Lighting and sound effects from Neil Austin and Paul Groothuis combine splendidly with visual spectacle, creating drama and atmosphere in every scene: searchlights pan the skies; planes fly over; a Tube train flashes past flashing rent boys and prostitutes at a station; a train pulls into crowded Paddington; the Thames flows across the stage; rain falls; burning buildings tilt, then tumble into artistic rubble as bright, flickering flames engulf them and startling explosions bring the house down, again quite literally. On dance night at the Cafe de Paris, though, it’s all bright lights and sparkle as reds and blues blaze forth and a silvery glitter ball turns. The fact that the real Cafe de Paris in Mayfair was destroyed in the 1941 Blitz, however, does not bode well for the divinely silver-clad Cinders and her handsome beau.

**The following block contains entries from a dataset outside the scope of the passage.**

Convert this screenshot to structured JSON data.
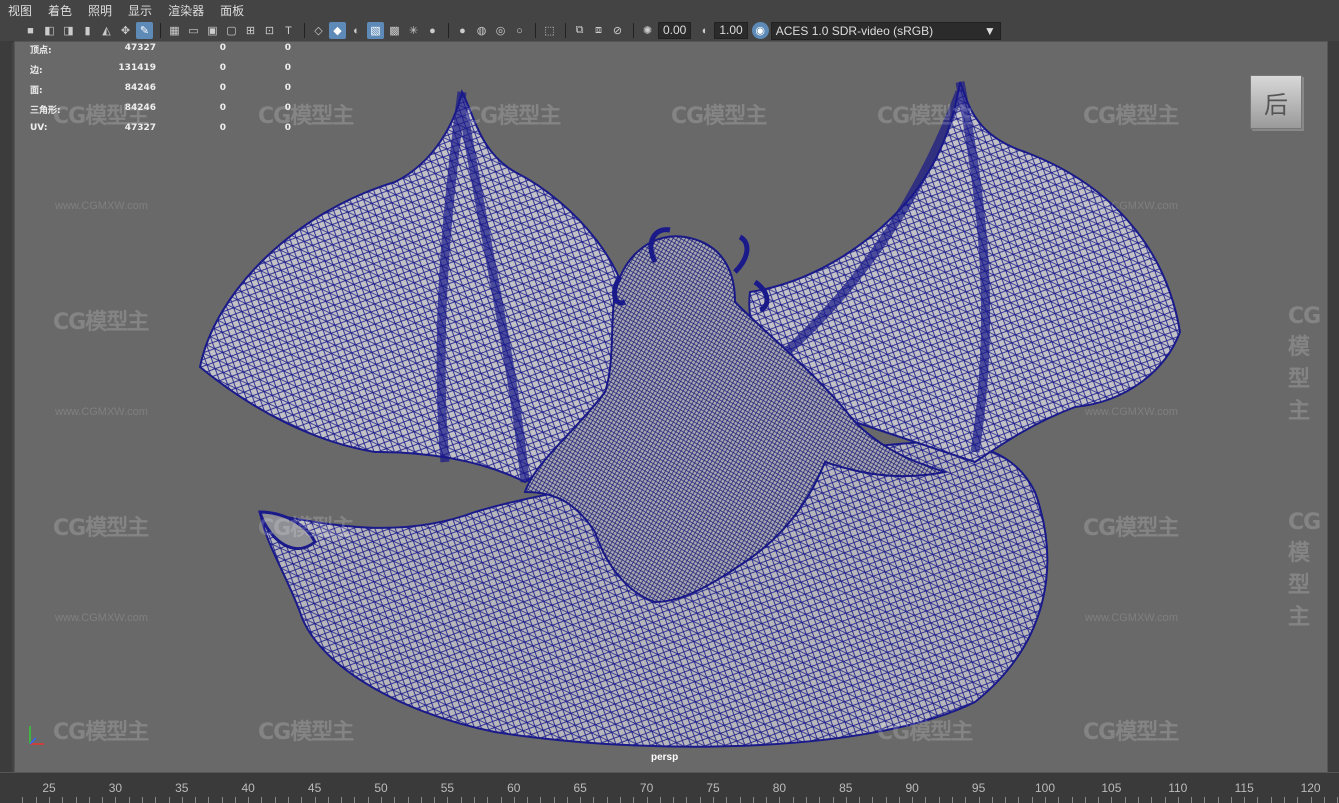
{
  "menu": [
    "视图",
    "着色",
    "照明",
    "显示",
    "渲染器",
    "面板"
  ],
  "toolbar": {
    "field1": "0.00",
    "field2": "1.00",
    "colorspace": "ACES 1.0 SDR-video (sRGB)"
  },
  "hud": [
    {
      "label": "顶点:",
      "v1": "47327",
      "v2": "0",
      "v3": "0"
    },
    {
      "label": "边:",
      "v1": "131419",
      "v2": "0",
      "v3": "0"
    },
    {
      "label": "面:",
      "v1": "84246",
      "v2": "0",
      "v3": "0"
    },
    {
      "label": "三角形:",
      "v1": "84246",
      "v2": "0",
      "v3": "0"
    },
    {
      "label": "UV:",
      "v1": "47327",
      "v2": "0",
      "v3": "0"
    }
  ],
  "viewcube_label": "后",
  "camera_name": "persp",
  "watermark": {
    "brand": "CG模型主",
    "url": "www.CGMXW.com"
  },
  "timeline_ticks": [
    "25",
    "30",
    "35",
    "40",
    "45",
    "50",
    "55",
    "60",
    "65",
    "70",
    "75",
    "80",
    "85",
    "90",
    "95",
    "100",
    "105",
    "110",
    "115",
    "120"
  ],
  "colors": {
    "wire": "#1a1a8a",
    "viewport_bg": "#696969",
    "accent": "#5d8ab6"
  }
}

The choreography, much of it jerky and restless, shapes splendidly to Prokofiev’s score, the music, pre-recorded in 2010, cut for the first two acts but intact for the third. That the composer wrote Cinderella during the violence of WWII is what inspired Bourne’s dance version. Full of characteristic Prokofiev bounce, soaring beauty, verve and percussive punch, the music inspired cartloads of innovation in Bourne’s intense, powerful drama: dogs dance in gas-masks, ARP wardens dance with torches, medics with hospital screens, while we travel to the moon and stars with Cinders and her Fairy Angel on a white motor-cycle with sidecar. The superbly integrated ensemble, their acting and expression fabulous, creates an entire city peopled by thugs, spivs, service folk, Sally Army tambourine bashers, prostitutes, rent boys, workers and posh folk. While clad in uniforms, suits and long skirts (apart from Cinders on the morning after the night before!) which hide a great deal of body shape and expression, the cast keep the stage alive with dance.
The audience especially appreciate Liam Mower’s magnetic Svengali magic and wide, expressive dance as the silver-suited Angel, he who keeps popping up like Marty Hopkirk – deceased. They love, too, Madelaine Brennan’s lithe, elegant, yet demented stepmother, Dan Wright’s pervy stepbrother, Andrew Monaghan’s pilot-prince, Harry, Ashley Shaw’s dainty yet tough Cinderella and, indeed, all the characters. The pas de deux in which Monaghan transforms, Coppelia-like, in Shaw’s arms, from tailor’s dummy to real life and back is particularly enjoyable.
In today’s world of 24/7 verbal bombardments, a word-free drama, full of intrigue, intensity, charm, beauty and thrilling music and dance, is all the more welcome and wonderful – even if it’s set in a war.